Esercizio numero: 11

1. Libone, partito da Orico con la flotta di cui era a capo, giunse a Brindisi e conquistò l’isola che si trova di fronte al porto di Brindisi.
2. Tutta la battaglia dipendeva dalla velocità, e la cavalleria di Cesare, inseguendole, ostacolava le truppe di nemici.
3. Curione manda in avanscoperta ad Utica Marcio con le navi; egli in persona parte con l’esercito per il medesimo luogo e, dopo aver marciato per due giorni, arriva al fiume Bagrada.
4. Sotto i consoli M. Popilio Lenate e Cn.
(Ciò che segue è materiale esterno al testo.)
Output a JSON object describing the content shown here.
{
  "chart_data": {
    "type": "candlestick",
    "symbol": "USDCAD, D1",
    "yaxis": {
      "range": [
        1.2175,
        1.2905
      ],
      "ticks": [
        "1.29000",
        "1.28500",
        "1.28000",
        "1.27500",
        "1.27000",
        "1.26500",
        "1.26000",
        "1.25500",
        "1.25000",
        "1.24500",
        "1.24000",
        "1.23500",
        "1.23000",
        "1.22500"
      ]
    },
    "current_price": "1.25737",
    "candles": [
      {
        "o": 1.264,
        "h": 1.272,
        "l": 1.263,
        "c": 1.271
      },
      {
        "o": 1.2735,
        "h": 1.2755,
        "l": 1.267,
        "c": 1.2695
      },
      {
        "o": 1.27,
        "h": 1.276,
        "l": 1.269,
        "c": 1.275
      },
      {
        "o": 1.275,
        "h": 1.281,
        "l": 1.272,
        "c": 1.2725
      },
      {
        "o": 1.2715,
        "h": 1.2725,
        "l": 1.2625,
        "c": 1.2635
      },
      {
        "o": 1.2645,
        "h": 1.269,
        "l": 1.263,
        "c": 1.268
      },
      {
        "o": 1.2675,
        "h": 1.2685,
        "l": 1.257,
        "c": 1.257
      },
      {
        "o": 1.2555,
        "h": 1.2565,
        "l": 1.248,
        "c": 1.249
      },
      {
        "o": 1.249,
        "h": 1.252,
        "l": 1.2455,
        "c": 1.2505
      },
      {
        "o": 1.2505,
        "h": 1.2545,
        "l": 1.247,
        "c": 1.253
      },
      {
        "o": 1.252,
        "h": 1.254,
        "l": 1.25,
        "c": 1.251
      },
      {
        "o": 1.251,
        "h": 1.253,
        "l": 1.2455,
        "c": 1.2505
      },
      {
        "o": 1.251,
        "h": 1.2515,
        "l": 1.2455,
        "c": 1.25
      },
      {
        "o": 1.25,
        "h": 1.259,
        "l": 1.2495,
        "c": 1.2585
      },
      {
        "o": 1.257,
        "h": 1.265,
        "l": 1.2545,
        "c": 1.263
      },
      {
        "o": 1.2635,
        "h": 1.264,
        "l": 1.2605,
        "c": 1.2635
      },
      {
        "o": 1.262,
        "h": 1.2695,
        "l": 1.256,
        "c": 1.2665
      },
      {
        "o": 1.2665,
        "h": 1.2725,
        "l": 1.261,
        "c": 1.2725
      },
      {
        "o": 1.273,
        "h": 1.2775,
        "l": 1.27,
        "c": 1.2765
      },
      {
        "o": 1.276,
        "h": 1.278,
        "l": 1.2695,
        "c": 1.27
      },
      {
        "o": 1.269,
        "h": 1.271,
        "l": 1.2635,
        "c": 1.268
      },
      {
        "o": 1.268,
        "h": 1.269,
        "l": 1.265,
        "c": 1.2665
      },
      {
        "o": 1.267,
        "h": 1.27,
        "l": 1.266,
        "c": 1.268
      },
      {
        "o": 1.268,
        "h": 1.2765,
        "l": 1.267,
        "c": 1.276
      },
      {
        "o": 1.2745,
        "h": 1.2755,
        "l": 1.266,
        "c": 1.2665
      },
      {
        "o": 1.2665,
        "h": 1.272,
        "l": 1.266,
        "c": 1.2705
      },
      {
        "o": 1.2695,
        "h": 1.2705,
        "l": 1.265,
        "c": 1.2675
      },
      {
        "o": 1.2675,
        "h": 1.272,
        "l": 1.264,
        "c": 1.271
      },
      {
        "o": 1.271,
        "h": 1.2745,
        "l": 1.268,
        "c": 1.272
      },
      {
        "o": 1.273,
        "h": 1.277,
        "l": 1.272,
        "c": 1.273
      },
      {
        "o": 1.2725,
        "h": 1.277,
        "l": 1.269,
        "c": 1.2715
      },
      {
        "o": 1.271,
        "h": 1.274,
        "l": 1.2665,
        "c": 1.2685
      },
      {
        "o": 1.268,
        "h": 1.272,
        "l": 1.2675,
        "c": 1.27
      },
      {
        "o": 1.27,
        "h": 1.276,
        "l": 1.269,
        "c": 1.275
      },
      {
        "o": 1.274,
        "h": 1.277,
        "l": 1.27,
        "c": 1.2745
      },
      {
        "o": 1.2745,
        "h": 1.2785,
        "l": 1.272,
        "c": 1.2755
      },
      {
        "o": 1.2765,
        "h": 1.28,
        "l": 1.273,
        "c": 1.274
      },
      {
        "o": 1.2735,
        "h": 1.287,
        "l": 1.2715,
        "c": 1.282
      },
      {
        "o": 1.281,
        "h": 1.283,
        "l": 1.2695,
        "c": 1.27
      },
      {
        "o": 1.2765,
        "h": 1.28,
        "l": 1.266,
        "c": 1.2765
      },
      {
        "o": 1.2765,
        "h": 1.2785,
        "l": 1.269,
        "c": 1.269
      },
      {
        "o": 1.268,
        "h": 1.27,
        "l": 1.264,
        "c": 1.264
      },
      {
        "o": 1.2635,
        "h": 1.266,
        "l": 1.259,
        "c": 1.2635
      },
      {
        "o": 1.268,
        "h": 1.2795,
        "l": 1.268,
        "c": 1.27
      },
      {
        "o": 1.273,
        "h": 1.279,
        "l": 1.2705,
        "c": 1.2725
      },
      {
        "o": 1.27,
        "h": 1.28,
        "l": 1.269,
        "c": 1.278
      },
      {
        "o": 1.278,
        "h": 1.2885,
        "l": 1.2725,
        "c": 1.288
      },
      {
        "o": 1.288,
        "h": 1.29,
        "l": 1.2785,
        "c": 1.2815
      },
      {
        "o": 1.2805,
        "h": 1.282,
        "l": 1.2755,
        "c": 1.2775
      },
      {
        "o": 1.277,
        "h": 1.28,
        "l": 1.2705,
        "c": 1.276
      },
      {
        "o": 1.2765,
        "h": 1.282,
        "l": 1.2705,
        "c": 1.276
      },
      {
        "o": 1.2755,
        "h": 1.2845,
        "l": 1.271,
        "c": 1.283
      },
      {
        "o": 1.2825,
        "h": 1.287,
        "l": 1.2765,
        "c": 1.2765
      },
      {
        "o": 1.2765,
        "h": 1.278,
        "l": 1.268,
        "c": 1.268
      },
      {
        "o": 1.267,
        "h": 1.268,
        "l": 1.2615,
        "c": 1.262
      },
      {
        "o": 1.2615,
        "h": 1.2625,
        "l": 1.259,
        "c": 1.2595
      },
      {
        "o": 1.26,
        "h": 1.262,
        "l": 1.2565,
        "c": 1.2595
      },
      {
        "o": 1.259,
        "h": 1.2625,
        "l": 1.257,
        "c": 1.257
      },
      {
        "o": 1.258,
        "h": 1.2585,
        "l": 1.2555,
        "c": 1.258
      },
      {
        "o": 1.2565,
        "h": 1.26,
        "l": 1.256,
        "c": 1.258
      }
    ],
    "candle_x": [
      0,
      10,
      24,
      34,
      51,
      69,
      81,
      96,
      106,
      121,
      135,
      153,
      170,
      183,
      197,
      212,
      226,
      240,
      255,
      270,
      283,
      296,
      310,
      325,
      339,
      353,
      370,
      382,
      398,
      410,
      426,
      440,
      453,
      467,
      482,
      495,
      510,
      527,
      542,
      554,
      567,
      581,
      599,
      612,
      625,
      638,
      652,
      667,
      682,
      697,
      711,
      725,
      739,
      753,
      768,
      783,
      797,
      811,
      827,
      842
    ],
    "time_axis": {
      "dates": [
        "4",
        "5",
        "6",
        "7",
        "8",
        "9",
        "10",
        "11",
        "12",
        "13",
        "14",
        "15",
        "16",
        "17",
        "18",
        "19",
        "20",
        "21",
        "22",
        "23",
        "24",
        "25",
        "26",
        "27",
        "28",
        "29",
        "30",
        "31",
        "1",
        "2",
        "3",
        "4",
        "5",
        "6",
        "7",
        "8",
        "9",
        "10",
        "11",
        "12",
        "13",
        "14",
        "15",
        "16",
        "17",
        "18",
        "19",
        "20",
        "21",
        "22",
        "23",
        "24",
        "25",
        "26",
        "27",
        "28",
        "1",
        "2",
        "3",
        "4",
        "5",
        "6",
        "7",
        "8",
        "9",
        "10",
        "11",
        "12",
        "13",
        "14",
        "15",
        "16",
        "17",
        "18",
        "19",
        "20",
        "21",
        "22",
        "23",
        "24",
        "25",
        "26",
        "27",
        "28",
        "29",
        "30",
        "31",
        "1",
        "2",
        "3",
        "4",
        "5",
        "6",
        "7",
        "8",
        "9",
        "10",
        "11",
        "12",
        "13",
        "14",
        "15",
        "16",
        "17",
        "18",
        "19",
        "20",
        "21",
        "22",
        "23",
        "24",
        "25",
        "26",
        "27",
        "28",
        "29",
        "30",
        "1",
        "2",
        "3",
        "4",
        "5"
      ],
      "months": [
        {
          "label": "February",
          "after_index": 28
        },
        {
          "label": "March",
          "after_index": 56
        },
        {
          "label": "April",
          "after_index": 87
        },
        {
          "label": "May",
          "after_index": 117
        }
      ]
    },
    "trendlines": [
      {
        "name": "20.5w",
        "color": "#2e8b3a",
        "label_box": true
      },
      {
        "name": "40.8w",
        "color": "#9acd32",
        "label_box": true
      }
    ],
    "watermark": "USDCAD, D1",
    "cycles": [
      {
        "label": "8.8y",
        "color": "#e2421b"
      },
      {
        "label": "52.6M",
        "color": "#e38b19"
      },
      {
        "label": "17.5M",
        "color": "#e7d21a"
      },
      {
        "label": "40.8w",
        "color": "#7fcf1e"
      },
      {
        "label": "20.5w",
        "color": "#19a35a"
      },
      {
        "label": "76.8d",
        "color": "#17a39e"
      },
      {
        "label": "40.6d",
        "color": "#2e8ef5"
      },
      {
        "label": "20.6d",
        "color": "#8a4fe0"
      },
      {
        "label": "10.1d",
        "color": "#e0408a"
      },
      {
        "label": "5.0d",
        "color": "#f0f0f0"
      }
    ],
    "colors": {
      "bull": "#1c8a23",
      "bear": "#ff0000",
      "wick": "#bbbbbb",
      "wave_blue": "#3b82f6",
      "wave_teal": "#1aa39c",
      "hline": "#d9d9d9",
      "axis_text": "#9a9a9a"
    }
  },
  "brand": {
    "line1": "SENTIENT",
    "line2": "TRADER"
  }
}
Manlio, alla prima quiete della notte, i nemici, partiti da Tivoli in schiera ostile, giunsero alla città di Roma.
5. “O compagno, allo stesso modo, del pericolo e del mio regno, vieni qui!”.
6. I Tiburtini, impegnatisi benevolmente, per prima cosa esortarono gli ambasciatori convocati in curia a ritornare a Roma.
7. Cesare, sebbene ormai l’estate fosse quasi terminata, tuttavia, ritenendo che avrebbe rapidamente portato a termine quella guerra, condusse l’esercito nel territorio dei Morini.
8. Adesso rifletterò sul modo in cui gli dirò quelle cose, quando sarò arrivato a casa.
9. Temistocle, dopo che ebbe promesso molte cose al re, ritornò in Asia e si stanziò a Magnesia.
10. Il re era supplichevole, chiedeva molte cose, prometteva ogni cosa, cosicché ormai Postumo era costretto a temere di perdere la somma che aveva prestato al re.
11. Sopporto con dispiacere che egli sia partito dalla città con un seguito esiguo.
12. Cesare, informato di queste cose, e temendo la debolezza dei Galli, che sono volubili e desiderano rivolgimenti politici, non affidò nulla a costoro.